Asked about 2 years ago - Dumont, NJ

She agreed in writing.My expenses include: bank charges;legal fees;inspection fees, etc

Attorney answers (3)

  1. James Alexander Abate

    Pro

    Contributor Level 17

    3

    Lawyers agree

    Answered . This is a question you should pose to your attorney that handled the closing.
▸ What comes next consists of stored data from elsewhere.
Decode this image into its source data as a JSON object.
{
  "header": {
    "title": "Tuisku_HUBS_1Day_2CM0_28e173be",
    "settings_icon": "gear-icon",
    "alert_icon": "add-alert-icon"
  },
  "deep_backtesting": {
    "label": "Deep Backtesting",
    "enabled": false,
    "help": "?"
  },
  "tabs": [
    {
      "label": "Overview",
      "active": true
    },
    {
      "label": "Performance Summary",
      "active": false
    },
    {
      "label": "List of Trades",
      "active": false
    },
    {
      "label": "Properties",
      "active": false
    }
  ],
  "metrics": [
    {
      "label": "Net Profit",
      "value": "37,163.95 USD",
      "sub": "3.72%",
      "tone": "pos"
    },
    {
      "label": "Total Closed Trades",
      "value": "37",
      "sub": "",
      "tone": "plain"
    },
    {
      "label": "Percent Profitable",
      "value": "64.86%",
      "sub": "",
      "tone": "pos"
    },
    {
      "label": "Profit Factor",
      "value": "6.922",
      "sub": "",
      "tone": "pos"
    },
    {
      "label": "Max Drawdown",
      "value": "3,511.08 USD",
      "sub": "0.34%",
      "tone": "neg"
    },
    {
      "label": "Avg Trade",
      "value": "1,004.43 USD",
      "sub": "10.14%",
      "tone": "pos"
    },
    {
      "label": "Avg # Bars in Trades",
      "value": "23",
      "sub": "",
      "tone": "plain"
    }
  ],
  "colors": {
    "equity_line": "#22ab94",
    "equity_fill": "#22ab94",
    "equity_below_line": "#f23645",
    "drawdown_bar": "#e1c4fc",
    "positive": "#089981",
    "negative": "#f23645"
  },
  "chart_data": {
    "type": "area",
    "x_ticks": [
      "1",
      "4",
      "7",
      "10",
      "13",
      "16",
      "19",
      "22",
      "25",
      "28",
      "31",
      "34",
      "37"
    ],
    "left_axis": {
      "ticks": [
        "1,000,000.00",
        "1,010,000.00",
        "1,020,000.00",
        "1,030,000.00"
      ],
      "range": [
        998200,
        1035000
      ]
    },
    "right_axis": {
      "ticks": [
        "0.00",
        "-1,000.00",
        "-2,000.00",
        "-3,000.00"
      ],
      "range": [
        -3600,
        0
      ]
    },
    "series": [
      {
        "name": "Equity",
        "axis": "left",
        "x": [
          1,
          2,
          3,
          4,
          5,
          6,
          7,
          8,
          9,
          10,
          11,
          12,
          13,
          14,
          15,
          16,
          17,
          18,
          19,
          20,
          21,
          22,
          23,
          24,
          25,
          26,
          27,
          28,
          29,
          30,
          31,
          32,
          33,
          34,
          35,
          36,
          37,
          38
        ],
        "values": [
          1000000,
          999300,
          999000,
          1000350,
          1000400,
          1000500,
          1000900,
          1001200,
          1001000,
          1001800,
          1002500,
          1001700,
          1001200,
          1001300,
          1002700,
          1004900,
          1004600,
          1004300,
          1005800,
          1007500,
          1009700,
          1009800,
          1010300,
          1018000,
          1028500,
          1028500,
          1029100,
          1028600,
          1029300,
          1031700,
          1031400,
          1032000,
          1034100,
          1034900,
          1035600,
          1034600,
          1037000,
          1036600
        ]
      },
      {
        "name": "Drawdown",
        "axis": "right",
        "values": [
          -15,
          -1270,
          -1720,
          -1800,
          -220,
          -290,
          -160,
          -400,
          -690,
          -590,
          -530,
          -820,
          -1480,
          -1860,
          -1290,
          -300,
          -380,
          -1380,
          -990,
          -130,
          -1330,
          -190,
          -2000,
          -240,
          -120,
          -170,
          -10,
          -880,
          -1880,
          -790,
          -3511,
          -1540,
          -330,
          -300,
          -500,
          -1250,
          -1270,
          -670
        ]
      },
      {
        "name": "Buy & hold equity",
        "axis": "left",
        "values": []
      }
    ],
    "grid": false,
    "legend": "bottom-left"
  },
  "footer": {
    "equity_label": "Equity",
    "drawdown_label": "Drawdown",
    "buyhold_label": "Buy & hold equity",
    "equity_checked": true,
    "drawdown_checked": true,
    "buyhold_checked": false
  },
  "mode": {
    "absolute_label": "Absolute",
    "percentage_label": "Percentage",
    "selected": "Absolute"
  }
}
If repairs that were agreed to where not performed before closing, a lawyer should require that money be placed in escrow to pay for a contractor to make the repairs.

    Law Offices of James A. Abate Jabatelaw.com (732) 412-2364
  2. Robin Miriam Gronsky

    Contributor Level 12

    1

    Lawyer agrees

    Answered . I agree that you should consult with your current real estate attorney. He should be advising you that you can refuse to close until the repairs are made and the seller agrees to reimburse you for your out-of-pocket costs, you can agree to close with an escrow agreement whereby the seller agrees to make the agreed-to repairs and reimburse you for your expenses with a generous amount set aside in escrow until the repairs are made, or you can ask the seller to give you a credit against the balance of the purchase price due and you will take care of making the repairs after the closing.

    This response is for general education purposes only and does not constitute legal advice or create the... more
  3. Michael T Millar

    Pro

    Contributor Level 19

    1

    Lawyer agrees

    Answered . If the seller agreed to make the repairs, and failed to do so, she is likely responsible for your cost to make the repairs. Her actions may be a breach of contract, negligent misrepresentation or fraud.

    While matters affecting title "merge into the deed" and do not survive the closing of title, structural issues do not affect title and therefore do not merge into the deed.

    As a general rule, you have to pay your own attorney fees unless there is a specific statute or rule that permits fee shifting. For example, the NJ Consumer Fraud Act (CFA) requires that a losing defendant pay the plaintiff's attorney fees. Unfortunately, the CFA does not apply to individual homeowners.

    Thus, you may be able to get the seller to pay for the cost of repairs, but probably not your legal fees.